Misuses of the Second Instrument:

a) Relying on it to aggressively stabilize the eye of an uncooperative patient.  Again, I prefer a safer and more effective method of securing the eye at the insertion of tenon’s capsule.

b) Allowing too much additional fluid to escape through the paracenteses causing chamber fluctuation and instability of the posterior capsule – causing both patient and surgeon concern and anxiety.  Removing the second instrument in these cases often adds patient comfort and confidence by moving closer to a “closed” system with improved chamber stability and lower flow and turbulance.

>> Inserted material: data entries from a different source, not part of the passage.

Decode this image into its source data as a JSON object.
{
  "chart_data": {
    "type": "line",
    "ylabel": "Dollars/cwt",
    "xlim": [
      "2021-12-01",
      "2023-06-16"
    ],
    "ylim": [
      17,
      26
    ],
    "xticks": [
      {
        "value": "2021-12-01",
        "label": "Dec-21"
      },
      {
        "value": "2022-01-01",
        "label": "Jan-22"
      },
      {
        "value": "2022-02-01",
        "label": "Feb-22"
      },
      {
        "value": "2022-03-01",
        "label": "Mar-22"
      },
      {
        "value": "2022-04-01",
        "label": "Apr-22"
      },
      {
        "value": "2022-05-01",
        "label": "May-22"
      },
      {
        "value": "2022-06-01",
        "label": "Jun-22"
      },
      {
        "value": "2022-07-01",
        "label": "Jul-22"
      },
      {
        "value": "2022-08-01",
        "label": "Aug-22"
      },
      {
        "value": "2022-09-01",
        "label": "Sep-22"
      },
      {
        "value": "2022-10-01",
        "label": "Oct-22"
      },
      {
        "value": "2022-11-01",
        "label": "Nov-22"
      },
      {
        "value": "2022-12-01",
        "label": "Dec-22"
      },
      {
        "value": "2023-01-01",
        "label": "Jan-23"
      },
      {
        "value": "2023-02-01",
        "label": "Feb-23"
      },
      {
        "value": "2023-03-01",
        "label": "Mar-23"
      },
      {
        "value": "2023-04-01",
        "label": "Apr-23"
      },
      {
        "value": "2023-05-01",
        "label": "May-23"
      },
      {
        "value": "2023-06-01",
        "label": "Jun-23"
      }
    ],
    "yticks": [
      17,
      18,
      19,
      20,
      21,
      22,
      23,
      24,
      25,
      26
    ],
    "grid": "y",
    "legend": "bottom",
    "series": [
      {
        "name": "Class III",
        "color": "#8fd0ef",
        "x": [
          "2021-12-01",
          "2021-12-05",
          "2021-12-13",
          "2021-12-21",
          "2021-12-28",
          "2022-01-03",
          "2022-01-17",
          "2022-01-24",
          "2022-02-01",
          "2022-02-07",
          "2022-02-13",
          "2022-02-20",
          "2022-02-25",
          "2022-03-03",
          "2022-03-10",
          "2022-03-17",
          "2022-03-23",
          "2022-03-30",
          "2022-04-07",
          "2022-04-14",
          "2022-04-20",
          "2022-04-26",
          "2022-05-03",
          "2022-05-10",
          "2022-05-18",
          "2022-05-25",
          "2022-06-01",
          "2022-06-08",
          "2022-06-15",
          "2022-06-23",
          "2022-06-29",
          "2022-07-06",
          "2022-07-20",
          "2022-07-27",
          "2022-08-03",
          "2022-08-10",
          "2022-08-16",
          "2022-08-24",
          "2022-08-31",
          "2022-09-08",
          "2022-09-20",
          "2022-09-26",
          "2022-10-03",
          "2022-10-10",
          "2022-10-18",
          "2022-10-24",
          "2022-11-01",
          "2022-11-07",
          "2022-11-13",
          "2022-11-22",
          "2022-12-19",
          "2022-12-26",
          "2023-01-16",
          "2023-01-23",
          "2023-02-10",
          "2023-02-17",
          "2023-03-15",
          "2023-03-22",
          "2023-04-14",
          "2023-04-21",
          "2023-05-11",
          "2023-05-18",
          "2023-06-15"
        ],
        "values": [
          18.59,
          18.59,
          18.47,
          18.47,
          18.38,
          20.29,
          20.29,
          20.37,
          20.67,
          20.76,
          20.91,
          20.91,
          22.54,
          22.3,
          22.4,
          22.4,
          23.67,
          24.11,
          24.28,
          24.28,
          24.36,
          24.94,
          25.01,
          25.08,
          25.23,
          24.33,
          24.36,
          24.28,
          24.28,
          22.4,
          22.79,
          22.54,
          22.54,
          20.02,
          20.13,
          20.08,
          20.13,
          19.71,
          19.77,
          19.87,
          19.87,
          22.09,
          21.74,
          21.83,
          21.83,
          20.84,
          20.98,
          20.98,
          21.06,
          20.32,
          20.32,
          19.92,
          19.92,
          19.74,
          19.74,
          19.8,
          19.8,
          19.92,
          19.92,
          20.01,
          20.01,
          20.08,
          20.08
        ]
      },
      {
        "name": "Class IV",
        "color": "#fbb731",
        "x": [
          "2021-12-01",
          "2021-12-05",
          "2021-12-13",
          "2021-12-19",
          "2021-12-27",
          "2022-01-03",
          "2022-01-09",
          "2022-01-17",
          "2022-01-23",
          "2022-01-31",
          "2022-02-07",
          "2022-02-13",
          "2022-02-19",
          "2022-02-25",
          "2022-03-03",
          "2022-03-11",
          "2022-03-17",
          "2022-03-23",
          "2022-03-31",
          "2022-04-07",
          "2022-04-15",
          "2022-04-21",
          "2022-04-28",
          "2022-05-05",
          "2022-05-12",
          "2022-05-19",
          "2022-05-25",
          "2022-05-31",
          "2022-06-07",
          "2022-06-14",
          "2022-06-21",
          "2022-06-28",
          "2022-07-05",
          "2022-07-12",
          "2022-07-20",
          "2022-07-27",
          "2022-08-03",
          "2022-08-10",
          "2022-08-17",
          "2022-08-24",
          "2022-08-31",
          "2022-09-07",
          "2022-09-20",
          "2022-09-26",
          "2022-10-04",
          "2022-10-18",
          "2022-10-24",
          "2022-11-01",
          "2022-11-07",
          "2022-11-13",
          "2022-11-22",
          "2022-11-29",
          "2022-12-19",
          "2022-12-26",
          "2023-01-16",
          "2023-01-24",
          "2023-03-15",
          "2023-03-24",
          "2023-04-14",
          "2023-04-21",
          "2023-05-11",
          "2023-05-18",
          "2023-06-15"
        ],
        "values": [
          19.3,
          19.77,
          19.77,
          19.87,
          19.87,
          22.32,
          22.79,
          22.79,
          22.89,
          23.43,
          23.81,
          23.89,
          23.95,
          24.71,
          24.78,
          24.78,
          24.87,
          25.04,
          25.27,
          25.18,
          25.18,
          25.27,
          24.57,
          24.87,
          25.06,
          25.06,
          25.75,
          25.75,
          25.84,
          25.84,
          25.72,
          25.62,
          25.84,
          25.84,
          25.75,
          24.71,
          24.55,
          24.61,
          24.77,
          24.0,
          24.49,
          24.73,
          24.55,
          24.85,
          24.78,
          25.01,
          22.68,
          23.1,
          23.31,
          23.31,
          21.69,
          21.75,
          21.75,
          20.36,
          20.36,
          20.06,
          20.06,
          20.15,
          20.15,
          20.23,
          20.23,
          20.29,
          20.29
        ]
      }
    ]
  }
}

Liyanage et al. showed substantial fluid loss through the paracentesis along with fluctuation of chamber depth and posterior capsule movement that improved with removal of the second instrument.  Tee et al identified fluid utilization went from 75cc in a routine case that did not use a second instrument to 176cc with the addition of the second instrument.  They also noted that this fluid loss occurred even when the instrument was “idle” which comprised a substantial amount of time.  (92% of the time was “idle” in the hands of an experienced surgeon and 86% of the time with a less experienced surgeon)  They concluded that the second instrument was best utilized in procedures that involved cracking or chopping, early on in the procedure but then removed the second instrument in cases where chamber stability and lower turbulence is beneficial.  Combining all of this with an adequate capsulorhexis and cortical cleaving hydrodissection does seem to “front load” the benefits derived from the second instrument to the earlier aspects of surgery that focus on nuclear segmentation and chopping.  Instrumentation, vacuum, tip design, vacuum levels, and advanced surge suppression all make one handed phaco, especially for the latter part of the procedure, an improved option for both patients and surgeons particularly as most of the larger fragments are removed.